[FEA] Make the cudf.pandas profiler show time taken by other, non-pandas functions
Description
Closes #15482
Checklist
- [ ] I am familiar with the Contributing Guidelines.
- [ ] New or existing tests cover these changes.
- [ ] The documentation is up to date with these changes.
%%cudf.pandas.profile
def func1():
time.sleep(1)
def func2():
s = pd.Series([1, 2, 3])
s.max()
s.min()
func1()
func2()
Total time elapsed: 1.485 seconds
3 GPU function calls in 0.055 seconds
940 CPU function calls in 7.838 seconds
Stats
┏━━━━━━━━━━━━┳━━━━━━━━━━━━┳━━━━━━━━━━━━━┳━━━━━━━━━━━━━┳━━━━━━━━━━━━┳━━━━━━━━━━━━━┳━━━━━━━━━━━━━┓
┃ Function ┃ GPU ncalls ┃ GPU cumtime ┃ GPU percall ┃ CPU ncalls ┃ CPU cumtime ┃ CPU percall ┃
┡━━━━━━━━━━━━╇━━━━━━━━━━━━╇━━━━━━━━━━━━━╇━━━━━━━━━━━━━╇━━━━━━━━━━━━╇━━━━━━━━━━━━━╇━━━━━━━━━━━━━┩
│ other │ 0 │ 0.000 │ 0.000 │ 940 │ 7.838 │ 0.008 │
│ Series │ 1 │ 0.028 │ 0.028 │ 0 │ 0.000 │ 0.000 │
│ Series.max │ 1 │ 0.015 │ 0.015 │ 0 │ 0.000 │ 0.000 │
│ Series.min │ 1 │ 0.012 │ 0.012 │ 0 │ 0.000 │ 0.000 │
└────────────┴────────────┴─────────────┴─────────────┴────────────┴─────────────┴─────────────┘
Not all pandas operations ran on the GPU. The following functions required CPU fallback:
- other
To request GPU support for any of these functions, please file a Github issue here:
[https://github.com/rapidsai/cudf/issues/new/choose](https://github.com/rapidsai/cudf/issues/new?assignees=&labels=%3F+-+Needs+Triage%2C+feature+request&projects=&template=pandas_function_request.md&title=%5BFEA%5D).
Rich supports adding sections. If we're going to group all non-pandas calls into an "other" entry, can we add a line between that and all other rows so that there's a clear visual indication that "other" isn't some pandas function pd.other(...) but rather a separate grouping of all other functions? Also a name with spaces "All other functions" or similar would help clarify that too.
I have been using %%cudf.pandas.profile for a while now to create demos so wanted to weigh in. The 'other' section might be confusing to the user as to what it contains. When I look at current profiler results (with no 'other' option), it didn't took me a long time to realize that it is only capturing pandas functions. So it isn't a confusing UX IMO.
If you think its confusing, another way could be that we inform the user about the time discrepancy after the table with something like Note: Profiler will only list pandas function calls or something similar.
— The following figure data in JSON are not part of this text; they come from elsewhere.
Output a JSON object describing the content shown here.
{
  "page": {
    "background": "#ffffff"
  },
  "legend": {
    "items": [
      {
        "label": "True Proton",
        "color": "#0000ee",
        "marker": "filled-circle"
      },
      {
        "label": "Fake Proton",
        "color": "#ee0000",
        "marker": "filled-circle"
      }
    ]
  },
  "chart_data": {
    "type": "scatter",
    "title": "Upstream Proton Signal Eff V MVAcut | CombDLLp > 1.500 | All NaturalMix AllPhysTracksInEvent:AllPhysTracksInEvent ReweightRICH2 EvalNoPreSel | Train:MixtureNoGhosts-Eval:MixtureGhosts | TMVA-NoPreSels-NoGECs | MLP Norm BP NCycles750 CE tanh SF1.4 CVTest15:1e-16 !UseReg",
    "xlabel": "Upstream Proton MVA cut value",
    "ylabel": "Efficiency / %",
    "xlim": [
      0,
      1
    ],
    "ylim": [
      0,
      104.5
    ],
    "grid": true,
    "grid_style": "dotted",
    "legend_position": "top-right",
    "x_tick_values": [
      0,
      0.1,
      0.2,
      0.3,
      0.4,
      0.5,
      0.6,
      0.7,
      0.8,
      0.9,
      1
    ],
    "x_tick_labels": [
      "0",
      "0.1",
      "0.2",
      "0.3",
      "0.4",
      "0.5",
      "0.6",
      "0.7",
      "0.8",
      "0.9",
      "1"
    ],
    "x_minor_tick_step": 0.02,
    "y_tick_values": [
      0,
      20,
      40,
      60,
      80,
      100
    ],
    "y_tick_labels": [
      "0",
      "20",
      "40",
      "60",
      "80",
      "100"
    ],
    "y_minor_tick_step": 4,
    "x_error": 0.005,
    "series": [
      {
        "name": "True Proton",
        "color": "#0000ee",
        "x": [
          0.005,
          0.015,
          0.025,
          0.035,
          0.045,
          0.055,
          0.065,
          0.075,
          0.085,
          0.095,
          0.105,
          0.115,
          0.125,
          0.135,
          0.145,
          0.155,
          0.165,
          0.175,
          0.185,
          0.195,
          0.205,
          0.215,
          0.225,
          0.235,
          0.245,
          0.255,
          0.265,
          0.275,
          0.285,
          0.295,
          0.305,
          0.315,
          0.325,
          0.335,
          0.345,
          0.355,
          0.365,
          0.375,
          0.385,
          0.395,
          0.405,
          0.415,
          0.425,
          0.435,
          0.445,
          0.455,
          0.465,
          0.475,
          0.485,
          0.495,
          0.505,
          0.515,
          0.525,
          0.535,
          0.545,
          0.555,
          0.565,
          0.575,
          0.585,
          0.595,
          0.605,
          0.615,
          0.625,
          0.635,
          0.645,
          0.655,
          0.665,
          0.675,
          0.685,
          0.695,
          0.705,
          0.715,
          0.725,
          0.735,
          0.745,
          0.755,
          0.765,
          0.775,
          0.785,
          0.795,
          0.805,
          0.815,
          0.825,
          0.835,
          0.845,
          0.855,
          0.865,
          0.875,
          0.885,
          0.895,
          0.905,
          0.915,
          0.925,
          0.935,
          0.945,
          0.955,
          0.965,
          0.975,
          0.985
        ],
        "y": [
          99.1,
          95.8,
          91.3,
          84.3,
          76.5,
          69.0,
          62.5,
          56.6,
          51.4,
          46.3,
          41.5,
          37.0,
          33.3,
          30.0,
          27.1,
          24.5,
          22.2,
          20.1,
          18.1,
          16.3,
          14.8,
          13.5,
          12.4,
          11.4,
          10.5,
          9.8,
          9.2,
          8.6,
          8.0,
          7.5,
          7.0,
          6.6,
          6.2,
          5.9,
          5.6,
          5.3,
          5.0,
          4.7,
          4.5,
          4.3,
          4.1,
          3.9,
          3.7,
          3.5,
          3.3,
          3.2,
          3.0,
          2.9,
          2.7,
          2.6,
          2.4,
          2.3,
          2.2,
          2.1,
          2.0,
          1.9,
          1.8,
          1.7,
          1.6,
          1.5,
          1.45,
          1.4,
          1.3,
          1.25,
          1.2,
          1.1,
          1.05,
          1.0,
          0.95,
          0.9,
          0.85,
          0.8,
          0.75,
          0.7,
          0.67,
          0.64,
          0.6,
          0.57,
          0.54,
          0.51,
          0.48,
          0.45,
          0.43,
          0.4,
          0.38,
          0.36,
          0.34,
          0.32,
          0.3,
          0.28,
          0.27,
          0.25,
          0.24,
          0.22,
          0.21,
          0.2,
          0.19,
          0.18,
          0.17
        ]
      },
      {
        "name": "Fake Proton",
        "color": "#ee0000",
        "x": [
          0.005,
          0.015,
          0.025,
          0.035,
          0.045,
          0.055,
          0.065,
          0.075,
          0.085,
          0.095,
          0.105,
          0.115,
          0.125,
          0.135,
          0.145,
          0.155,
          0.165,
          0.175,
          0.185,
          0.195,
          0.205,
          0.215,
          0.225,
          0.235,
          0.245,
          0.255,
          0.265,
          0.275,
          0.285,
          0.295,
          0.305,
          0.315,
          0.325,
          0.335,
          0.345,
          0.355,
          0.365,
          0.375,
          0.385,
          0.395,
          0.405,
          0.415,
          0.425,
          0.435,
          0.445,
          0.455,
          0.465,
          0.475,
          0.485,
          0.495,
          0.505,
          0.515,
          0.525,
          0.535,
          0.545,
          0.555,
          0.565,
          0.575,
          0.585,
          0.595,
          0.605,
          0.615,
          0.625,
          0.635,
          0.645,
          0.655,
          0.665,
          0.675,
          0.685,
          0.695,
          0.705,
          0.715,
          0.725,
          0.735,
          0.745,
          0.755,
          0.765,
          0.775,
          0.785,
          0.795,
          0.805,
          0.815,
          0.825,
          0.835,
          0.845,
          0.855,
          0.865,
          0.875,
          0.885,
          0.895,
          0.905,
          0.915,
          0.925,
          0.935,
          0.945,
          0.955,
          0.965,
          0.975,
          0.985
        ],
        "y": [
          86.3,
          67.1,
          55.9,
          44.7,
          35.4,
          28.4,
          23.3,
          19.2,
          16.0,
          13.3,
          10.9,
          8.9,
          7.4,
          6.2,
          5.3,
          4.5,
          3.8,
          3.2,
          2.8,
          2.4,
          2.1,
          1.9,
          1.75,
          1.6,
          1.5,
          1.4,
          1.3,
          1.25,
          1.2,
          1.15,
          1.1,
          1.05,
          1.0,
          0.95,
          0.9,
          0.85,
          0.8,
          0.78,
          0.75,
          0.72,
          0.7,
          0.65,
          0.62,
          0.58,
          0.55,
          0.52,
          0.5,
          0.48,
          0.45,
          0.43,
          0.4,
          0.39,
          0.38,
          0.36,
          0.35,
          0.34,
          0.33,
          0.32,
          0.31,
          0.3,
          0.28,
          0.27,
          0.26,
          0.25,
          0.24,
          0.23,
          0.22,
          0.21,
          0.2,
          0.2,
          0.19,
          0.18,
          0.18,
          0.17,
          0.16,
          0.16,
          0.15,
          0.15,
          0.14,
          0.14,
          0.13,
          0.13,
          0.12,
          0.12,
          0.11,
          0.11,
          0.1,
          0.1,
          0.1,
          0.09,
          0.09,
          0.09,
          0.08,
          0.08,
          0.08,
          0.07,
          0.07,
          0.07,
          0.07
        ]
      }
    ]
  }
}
I agree, I think if we're going to include the "other" data we have to be careful what UX we present so that it alleviates rather than increases confusion.
Retargeting to 24.12. I need investigate how time functions called in the %%cudf.pandas.profile cell
This PR is currently blocked. I'm closing it for now until we discuss offline how to include only non cudf.pandas function calls that were actually called in the %%cudf.pandas.profile cell in the "other" section.